Battle over human rights at the UN

The following is excerpted from a statement delivered at the 61st session of the UN Commission on Human Rights, March 16, in Geneva, Switzerland. Cuba has repeatedly accused the United States of manipulating the small, weak countries that are members of the commission to secure votes condemning Cuba. Efforts are being made this year to force a vote against alleged U.S. human rights violations at the Guantanamo prison in Cuba, in its prisons in Iraq, Afghanistan and within the U.S. itself.

The Commission on Human Rights has lost legitimacy. We knew that it was being manipulated because the United States government and its allies have used the commission as if it were their private property. In the course of the last year, two events took place that changed the nature of our debate.

The first was the European Union’s refusal to vote in favor of the draft resolution proposing to investigate the human rights violations committed against over 500 prisoners at Guantánamo. The second event was the release of the report by a high-level group set up by the UN secretary-general. It categorically states that, “the commission cannot be credible if it is seen to be maintaining double standards in addressing human rights concerns.”
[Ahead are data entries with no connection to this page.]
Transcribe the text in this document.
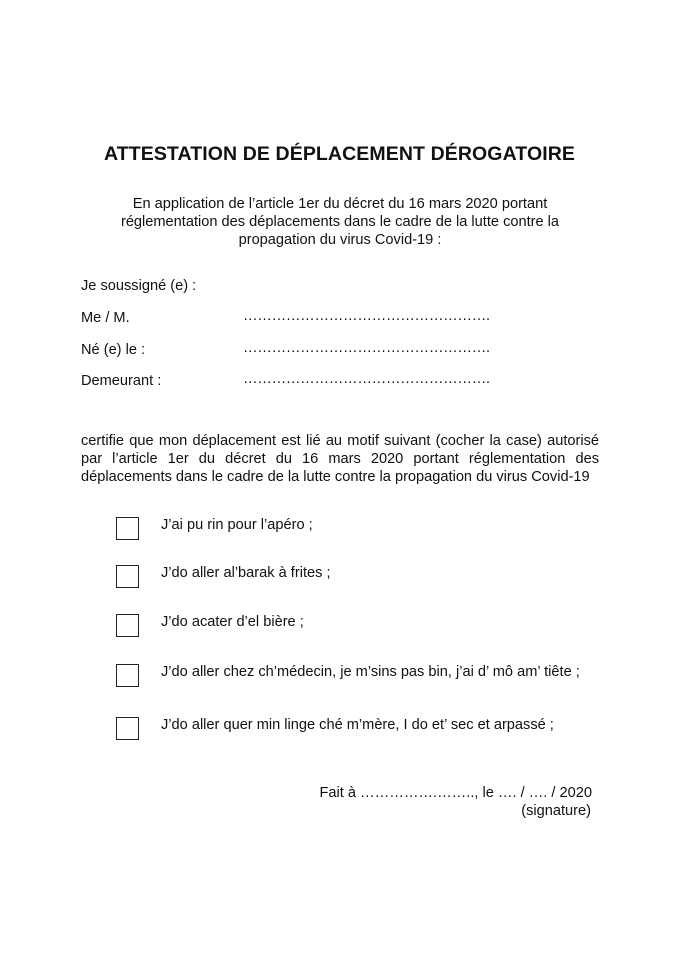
ATTESTATION DE DÉPLACEMENT DÉROGATOIRE
En application de l’article 1er du décret du 16 mars 2020 portant
réglementation des déplacements dans le cadre de la lutte contre la
propagation du virus Covid-19 :
Je soussigné (e) :
Me / M.	…………………………………………….
Né (e) le :	…………………………………………….
Demeurant :	…………………………………………….
certifie que mon déplacement est lié au motif suivant (cocher la case) autorisé
par l’article 1er du décret du 16 mars 2020 portant réglementation des
déplacements dans le cadre de la lutte contre la propagation du virus Covid-19
J’ai pu rin pour l’apéro ;
J’do aller al’barak à frites ;
J’do acater d’el bière ;
J’do aller chez ch’médecin, je m’sins pas bin, j’ai d’ mô am’ tiête ;
J’do aller quer min linge ché m’mère, I do et’ sec et arpassé ;
Fait à …………….…….., le …. / …. / 2020
(signature)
The guarantee of the enjoyment of human rights today depends on your social class and whether you live in a developed country or not. A small group of nations has already achieved the right to peace, and they are the attackers. Their peace rests on military power. They have achieved economic development from pillaging the wealth of their former colonies. In those developed countries the unemployed, the immigrants and the impoverished do not enjoy the rights guaranteed for the rich.

Can a poor person in the United States be elected senator? Do the children of the rich go to war in Iraq? None of the 1,500 American youths killed in that war was the child of a millionaire. The poor die there defending the vested interests of a minority.

In underdeveloped countries the situation is worse. The countries there have no access to markets, to new technologies; they are handcuffed by a burdensome debt. In those countries, the poor and the indigent do not even have the right to life. Every year we see the death of 11 million young, many of whom could be spared with vaccines or oral rehydration solutions — and also the death of 600,000 poor women at childbirth. They have no right to learn to read and write. It would be dangerous for the owners. They are kept in ignorance to keep them docile.

In Cuba, people strongly believe in freedom, democracy and human rights. It is a people in power. That is the difference. There cannot be democracy without social justice. There is no freedom without education and culture. Ignorance is a cumbersome shackle squeezing the poor. Being cultivated is the only way to be free!

That is what we Cubans learned and for that reason we built a different country. And we are just beginning. We have done so despite the aggressions, blockade, terrorist attacks, lies and plots to assassinate Fidel. We are a dangerous example: we are a symbol that only in a just and friendly society, that is, socialist, can there be enjoyment of all rights for all citizens.

Therefore, the government of the United States attempts to condemn us here at the Commission on Human Rights. It is afraid of our example. It is strong at the military level but weak on the moral front. And morality, not weapons, is the shield of the peoples.

Perhaps this year President Bush will find some Latin American country — of the few docile ones that are left — to present the notorious resolution against Cuba. Everybody in this hall knows that there is no reason to present a resolution against Cuba at this commission. In Cuba, there has never been a single extra-judicial execution or a “disappeared” person. Let anyone here come up with the name of a reporter killed in Cuba — and 20 of them were murdered in Latin America in 2004! Let anyone come up with the name of a prisoner abused by his keepers, a prisoner ordered down on his knees, prey to terror, in front of a dog trained to kill!

President Bush has a plan for Cuba, but we Cubans have a plan of a different sort. We Cubans have a clear idea about our course. And nobody will move us away from it. We will build an even more just, more democratic, more free, and a more cultivated society — in brief, more socialist.

And we will do so although President Bush threatens to return us to colonized Cuba, to oust Cubans from their homes, their land and their schools to turn them over to the former Batista-style owners who would come back from the United States. We will do so despite his plan to privatize health and education and make them accessible only to the elite. We will do so despite the plan to auction off our wealth and the heritage of all the people to U.S. transnational corporations.

We will not cooperate with the Representative of the High Commissioner or with her spurious resolution. Why is she not appointed Representative of the High Commissioner to the Guantánamo Naval Base? Why is she not asked to investigate the flagrant violations of the rights of five courageous Cuban young men imprisoned in the United States? Because it is about the human rights violations committed by the United States and they are untouchable.

The Commission on Human Rights illustrates the unjust and unequal world in which we live. Therefore, the Cuban delegation will not insist that we transform the commission. What we have to change is the world, go to the roots. A Commission on Human Rights without selectivity, politicization, double standards, blackmail, and hypocrisy will only be possible in a different world.

Felipe Pérez Roque is Cuba’s Minister of Foreign Affairs.